A menudo, se aconseja escribir sobre experiencias más o menos
traumáticas o de un fuerte impacto emocional, habiéndosele
atribuido propiedades terapéuticas o, al menos, con el fin
de aliviar o corregir conflictos emocionales. En este caso, dadas
mis circunstancias, que trataré de resumir en este artículo,
se trataría más bien de un acto de ejercicio de memoria
y reflexión que, basándose en las indicaciones de un
terapeuta, me permita analizar, desde el punto de vista psicológico,
cosas que me sucedieron y pudieron marcar no solo mi infancia sino
también etapas posteriores de mi vida.
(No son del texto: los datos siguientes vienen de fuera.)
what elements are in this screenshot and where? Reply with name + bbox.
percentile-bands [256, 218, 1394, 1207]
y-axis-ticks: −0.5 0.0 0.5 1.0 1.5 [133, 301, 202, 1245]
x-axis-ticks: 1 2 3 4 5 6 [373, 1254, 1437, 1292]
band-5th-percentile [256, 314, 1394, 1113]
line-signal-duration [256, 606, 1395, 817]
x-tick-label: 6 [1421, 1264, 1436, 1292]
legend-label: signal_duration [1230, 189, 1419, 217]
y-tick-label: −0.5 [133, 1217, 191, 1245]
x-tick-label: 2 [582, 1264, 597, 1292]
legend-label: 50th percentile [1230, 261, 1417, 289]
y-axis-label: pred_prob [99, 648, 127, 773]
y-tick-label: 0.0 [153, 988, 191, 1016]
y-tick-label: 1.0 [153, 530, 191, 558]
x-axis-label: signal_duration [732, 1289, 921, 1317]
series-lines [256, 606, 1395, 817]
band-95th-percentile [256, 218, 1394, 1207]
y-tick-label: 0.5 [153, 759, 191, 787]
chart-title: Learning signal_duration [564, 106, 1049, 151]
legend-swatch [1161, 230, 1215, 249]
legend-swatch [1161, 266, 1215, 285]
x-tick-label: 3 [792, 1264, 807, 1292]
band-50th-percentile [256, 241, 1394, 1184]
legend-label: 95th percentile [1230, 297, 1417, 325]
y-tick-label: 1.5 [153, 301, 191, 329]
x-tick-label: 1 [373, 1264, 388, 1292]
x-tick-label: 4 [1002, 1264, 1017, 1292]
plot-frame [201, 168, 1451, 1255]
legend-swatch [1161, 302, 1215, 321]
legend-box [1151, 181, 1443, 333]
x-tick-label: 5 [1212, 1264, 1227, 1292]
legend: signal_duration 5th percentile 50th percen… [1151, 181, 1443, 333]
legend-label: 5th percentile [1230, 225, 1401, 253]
Es decir, intentaré
revisar algunos de los impactos que, en un análisis introspectivo,
pudieron tener hechos de mi infancia que he guardado con relativa
precisión en mi memoria y ver cómo pudieron influir
en rasgos de mi carácter o en mi actitud en distintas circunstancias
de la vida. Obviamente, vistos desde el tamiz que me ha facilitado
la tipificación realizada en el libro de un tipo en concreto
de familia en el que encajaría mi experiencia.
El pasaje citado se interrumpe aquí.